The history of New York's World Trade Center towers combines political wrangling, city planning, architectural history…. There's a lot to cover really, and like all of New York City politics—especially construction politics—it's the sort of topic that a writer could never really get to the bottom of. Look at Robert Caro's doorstop about New York's planning dictator Robert Moses. That biography, The Power Broker, runs to more than 1200 pages, and the paperback is more than six inches thick.

Eric Darton's Divided We Stand, however, comes in at a fairly slim 256 pages. And this is not for lack of detail, or at least not the sort of detail that most readers are going to miss. Instead, Darton has crafted a book that emphasizes the poetry of the two towers, both for good and bad. And there is a lot of bad. In fact, the book becomes a sort of poetry itself, in part because it is exceedingly well written.

Darton does hit all the necessary points. He discusses the origins of the Port Authority, which built the towers. He talks about the neighborhood that the Port Authority destroyed to build them.

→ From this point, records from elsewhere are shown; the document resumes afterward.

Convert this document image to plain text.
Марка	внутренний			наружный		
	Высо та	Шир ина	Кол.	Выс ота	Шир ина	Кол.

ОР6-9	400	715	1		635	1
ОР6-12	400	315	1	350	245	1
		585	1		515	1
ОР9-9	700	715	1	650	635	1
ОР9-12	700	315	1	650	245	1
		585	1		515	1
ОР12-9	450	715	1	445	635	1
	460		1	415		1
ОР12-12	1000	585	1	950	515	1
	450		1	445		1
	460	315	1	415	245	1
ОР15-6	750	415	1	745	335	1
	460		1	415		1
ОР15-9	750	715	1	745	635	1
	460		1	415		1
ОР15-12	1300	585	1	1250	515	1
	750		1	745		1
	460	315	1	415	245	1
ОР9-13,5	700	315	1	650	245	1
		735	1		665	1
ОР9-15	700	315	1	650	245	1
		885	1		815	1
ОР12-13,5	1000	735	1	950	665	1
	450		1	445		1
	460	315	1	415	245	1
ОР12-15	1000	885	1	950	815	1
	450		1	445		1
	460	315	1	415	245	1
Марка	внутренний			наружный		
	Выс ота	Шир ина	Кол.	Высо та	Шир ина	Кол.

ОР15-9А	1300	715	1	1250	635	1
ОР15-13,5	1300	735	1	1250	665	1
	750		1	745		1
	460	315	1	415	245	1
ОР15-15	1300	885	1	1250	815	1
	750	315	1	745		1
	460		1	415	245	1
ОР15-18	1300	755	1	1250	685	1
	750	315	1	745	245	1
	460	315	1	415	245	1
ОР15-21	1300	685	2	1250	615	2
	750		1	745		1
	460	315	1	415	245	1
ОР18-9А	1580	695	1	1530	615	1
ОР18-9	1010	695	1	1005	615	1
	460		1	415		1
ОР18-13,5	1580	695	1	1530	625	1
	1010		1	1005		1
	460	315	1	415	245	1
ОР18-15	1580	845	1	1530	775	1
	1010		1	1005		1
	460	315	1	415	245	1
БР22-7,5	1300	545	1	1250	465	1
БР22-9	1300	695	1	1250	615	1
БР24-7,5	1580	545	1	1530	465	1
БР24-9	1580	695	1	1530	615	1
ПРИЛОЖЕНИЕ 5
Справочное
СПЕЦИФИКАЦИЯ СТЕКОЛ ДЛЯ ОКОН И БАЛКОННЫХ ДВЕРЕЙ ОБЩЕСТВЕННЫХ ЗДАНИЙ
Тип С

He even takes a bit of a detour all the way back to the Dutch settlers who started lower Manhattan on the path to becoming what it is today. He makes interesting parallels between the recent bombing of the World Trade Center and earlier attempts to bomb buildings in New York's financial district. Most affecting are Darton's reminiscences of growing up in Greenwich Village and bicycling down to radio row, which has become a memory now. Darton begins all of his chapters with a second-person anecdote, which brings "you," the reader, directly into his memory.

And in this way, (and by the typographical pun of the two columns of text on the first page of each section), he humanizes the two towers that dominate the financial district, making the subtitle of the book suit its contents. This is not a history; it is a biography of a living piece of architecture.